The firm expects 13.2 million new autos to be sold in the U.S. this year, surging to about 16 million units by 2013. A.T. Kearney believes this increase is largely due to pent-up demand for replacement vehicles, as the average vehicle age is now 10.4 years. In the group’s estimation, this demand is equal to 32 million units, of which more than 9 million will materialize in the new vehicle market over the next five to seven years, with the remaining 23 million units occurring in the used-car market.

The study cautions, however, that the availability of financing, total cost of ownership and the unfolding events in Japan will impact vehicle sales in both markets. In the case of Japan, the aftermath of the earthquake and tsunami has created parts shortages that will affect 2011 U.S. new vehicle sales by 200,000 units.

Dan Cheng, partner and leader of A.T. Kearney's automotive practice, said the sharp rise in gasoline prices over the past year, along with the weakened U.S. dollar, will continue to have an impact on consumer purchasing decisions.

“Since 1996, gas-price fluctuations have explained more than 72% of the volatility seen in new small car sales,” he said. “One way for OEMs to navigate this uncertainty is to develop the capability to ‘flex production’ in terms of vehicle size. [That means] OEMs will have to respond rapidly to shifting customer demand. Those that have a flexible manufacturing capability and a responsive supply base will win the day.”

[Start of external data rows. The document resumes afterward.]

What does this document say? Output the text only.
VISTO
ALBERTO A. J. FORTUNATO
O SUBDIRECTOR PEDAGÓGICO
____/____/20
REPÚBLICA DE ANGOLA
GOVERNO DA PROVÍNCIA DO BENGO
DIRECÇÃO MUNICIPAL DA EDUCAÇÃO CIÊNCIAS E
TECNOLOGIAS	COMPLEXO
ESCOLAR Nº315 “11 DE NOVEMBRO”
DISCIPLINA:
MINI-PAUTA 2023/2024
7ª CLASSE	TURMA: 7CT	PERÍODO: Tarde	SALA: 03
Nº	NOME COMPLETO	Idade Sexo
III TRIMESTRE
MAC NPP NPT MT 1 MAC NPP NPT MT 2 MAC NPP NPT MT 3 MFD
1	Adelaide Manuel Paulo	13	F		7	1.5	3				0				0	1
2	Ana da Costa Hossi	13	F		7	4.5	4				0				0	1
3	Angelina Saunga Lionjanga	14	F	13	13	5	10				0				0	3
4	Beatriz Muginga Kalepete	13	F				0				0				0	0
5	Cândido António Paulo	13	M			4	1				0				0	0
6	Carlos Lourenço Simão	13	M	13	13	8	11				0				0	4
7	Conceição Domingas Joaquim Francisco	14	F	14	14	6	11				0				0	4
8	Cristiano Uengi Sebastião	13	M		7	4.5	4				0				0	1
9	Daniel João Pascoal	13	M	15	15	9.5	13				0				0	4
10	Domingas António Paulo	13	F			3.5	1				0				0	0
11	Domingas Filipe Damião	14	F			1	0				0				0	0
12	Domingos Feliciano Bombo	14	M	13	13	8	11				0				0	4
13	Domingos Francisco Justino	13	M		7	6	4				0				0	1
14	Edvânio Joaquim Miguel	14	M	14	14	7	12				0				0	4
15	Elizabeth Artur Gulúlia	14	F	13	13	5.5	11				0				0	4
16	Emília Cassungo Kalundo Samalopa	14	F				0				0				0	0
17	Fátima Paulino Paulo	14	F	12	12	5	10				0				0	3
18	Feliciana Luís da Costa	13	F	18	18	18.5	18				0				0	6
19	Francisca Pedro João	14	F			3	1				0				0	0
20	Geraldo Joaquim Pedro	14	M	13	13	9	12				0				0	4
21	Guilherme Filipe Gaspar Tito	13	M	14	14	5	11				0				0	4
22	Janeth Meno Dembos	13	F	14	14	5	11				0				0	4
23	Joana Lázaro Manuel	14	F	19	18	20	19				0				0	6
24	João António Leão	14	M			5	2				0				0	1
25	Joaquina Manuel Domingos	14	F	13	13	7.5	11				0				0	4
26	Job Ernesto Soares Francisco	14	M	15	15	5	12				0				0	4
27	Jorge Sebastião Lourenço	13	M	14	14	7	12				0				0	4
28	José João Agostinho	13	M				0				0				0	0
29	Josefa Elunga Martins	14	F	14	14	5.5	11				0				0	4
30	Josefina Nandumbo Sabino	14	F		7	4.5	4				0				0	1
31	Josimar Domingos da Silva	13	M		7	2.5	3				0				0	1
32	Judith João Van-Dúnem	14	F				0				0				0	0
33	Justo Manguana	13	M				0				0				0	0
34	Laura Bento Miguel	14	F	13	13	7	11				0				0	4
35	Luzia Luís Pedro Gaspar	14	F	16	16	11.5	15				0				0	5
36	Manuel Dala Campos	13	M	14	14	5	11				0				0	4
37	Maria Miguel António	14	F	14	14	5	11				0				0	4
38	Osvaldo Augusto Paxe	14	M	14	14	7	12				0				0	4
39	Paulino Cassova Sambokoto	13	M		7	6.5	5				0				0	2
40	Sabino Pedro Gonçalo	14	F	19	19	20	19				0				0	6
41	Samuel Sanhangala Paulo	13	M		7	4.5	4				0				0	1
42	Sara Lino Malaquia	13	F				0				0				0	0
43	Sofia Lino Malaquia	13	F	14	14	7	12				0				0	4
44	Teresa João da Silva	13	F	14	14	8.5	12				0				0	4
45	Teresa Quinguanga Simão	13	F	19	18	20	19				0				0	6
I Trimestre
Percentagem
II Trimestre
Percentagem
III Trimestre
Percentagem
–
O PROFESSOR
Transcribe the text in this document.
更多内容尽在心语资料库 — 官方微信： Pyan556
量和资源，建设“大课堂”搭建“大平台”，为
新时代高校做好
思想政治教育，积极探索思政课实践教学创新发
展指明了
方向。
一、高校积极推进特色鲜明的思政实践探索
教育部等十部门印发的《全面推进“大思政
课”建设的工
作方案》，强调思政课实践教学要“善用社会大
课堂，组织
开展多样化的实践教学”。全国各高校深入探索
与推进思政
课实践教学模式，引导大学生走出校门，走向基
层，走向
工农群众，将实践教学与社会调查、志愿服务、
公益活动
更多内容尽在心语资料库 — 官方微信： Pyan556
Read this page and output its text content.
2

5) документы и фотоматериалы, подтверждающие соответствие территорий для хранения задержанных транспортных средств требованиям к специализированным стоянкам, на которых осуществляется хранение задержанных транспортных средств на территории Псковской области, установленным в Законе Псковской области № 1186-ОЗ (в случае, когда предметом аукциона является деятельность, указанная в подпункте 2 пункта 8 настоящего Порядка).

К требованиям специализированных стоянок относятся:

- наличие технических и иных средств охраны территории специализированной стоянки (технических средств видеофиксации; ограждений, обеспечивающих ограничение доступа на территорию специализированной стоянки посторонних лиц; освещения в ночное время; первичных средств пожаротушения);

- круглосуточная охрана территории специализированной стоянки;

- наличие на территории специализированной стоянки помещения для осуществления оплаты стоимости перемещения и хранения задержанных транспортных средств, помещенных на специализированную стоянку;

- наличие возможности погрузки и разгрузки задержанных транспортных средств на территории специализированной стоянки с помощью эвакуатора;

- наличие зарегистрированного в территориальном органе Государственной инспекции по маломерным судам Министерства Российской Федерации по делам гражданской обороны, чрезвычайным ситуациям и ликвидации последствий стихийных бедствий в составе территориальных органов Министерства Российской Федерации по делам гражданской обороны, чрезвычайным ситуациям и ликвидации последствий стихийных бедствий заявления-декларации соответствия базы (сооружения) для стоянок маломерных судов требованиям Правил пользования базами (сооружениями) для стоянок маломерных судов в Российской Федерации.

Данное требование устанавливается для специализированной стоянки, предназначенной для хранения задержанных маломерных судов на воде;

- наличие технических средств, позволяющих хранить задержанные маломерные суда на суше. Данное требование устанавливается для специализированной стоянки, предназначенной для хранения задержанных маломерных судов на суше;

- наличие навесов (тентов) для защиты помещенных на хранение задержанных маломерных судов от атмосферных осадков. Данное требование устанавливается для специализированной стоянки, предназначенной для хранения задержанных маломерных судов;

Cheng added that this also means OEMs must be more proactive in managing supply capacity risks. “OEMs have a good understanding of the risks associated with their first-tier suppliers, but are focused primarily upon financial and operational risks,” he said. “They also only have a limited understanding of the lower tiers as supply-base monitoring is being delegated at each level of the supply chain, often to smaller suppliers who lack the resources to monitor risk properly.”

A.T. Kearny’s research also found that over a third of the study's supplier participants said their capacity was below the requirements of the OEMs, and that access to capital was a significant issue for suppliers with annual revenues of less than $100 million.